There is now finally one book in the leadership field that’s based on science. It’s called Thrive by Design: The Neuroscience That Drives High-Performance Cultures, and its author is Don Rheem.
“It’s called Thrive by Design because when you design a workplace culture around conditions we know the brain loves—and needs to perform at its highest capacity—people thrive. So, in the book we explain what those conditions are.” As word of his book got around, Don was invited to share his powerful message at a TEDx event, and a video recording of that presentation is now available on YouTube.
“In the future, employees will be more attracted by how they feel than by how they’re paid,” Don says. “We should never let salary become a proxy for well-being.”
The book’s principles were validated in its production, to some extent. “It brought my whole company together,” Don says. “I was going down one writing path, and struggling, and they circled around me and said, ‘Hey, why don’t you try this.’ And that made all the difference.”

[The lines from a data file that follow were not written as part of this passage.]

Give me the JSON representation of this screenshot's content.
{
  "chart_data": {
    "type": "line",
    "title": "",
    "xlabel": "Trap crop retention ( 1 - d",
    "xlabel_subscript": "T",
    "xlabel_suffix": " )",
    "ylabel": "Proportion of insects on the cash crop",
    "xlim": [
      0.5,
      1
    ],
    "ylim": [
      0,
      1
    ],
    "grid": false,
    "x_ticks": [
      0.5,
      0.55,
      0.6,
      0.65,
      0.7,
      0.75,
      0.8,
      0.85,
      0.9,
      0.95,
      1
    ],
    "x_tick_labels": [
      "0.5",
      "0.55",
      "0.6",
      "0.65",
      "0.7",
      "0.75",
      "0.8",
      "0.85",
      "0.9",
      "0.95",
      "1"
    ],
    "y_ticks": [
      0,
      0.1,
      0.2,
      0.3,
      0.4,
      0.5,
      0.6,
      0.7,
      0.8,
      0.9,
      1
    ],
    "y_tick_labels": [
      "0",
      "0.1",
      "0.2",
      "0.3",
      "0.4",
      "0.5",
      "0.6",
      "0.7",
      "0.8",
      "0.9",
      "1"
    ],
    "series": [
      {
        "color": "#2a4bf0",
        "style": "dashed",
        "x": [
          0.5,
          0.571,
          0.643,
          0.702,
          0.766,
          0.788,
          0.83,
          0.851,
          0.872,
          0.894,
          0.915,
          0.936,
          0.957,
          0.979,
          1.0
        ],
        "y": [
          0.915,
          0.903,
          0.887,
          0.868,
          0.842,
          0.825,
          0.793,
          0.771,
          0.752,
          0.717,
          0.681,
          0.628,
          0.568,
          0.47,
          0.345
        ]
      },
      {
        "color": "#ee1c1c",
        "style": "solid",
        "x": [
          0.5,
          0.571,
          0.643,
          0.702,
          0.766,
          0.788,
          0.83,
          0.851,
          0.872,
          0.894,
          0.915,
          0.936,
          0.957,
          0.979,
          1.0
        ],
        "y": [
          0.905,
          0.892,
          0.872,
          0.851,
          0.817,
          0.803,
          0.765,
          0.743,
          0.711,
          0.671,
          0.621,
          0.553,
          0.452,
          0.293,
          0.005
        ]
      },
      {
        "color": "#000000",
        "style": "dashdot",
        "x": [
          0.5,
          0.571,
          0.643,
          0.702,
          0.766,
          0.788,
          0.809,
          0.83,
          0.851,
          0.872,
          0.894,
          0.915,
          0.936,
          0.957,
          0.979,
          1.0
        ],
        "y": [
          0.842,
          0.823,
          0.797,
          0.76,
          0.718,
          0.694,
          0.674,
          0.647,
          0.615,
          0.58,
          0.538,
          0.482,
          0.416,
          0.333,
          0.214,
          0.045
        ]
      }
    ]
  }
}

His advice to young people embarking on careers would be to focus on the quality of culture in a workplace, not on salary. “In the future, employees will be more attracted by how they feel than by how they’re paid,” Don says. “We should never let salary become a proxy for well-being.”
Of course, whether any of ‘this’ would have happened if it hadn’t snowed that night in the San Jacinto Mountains remains an open question, but what seems clear is that Don’s decision to deliberately pursue connection and attachment in the wake of his father’s death produced the energy-generating conditions he needed to thrive, in a wide variety of contexts. Both Don’s grandfather and his mentor would recognize E3 Solutions as a company that improves the lives of other people, which is what Don so admired them for doing.
The desire to make a mark, and the belief that it’s still possible to do so, are themes that permeate Don’s life. Everyone deserves the blessing of a legacy like that!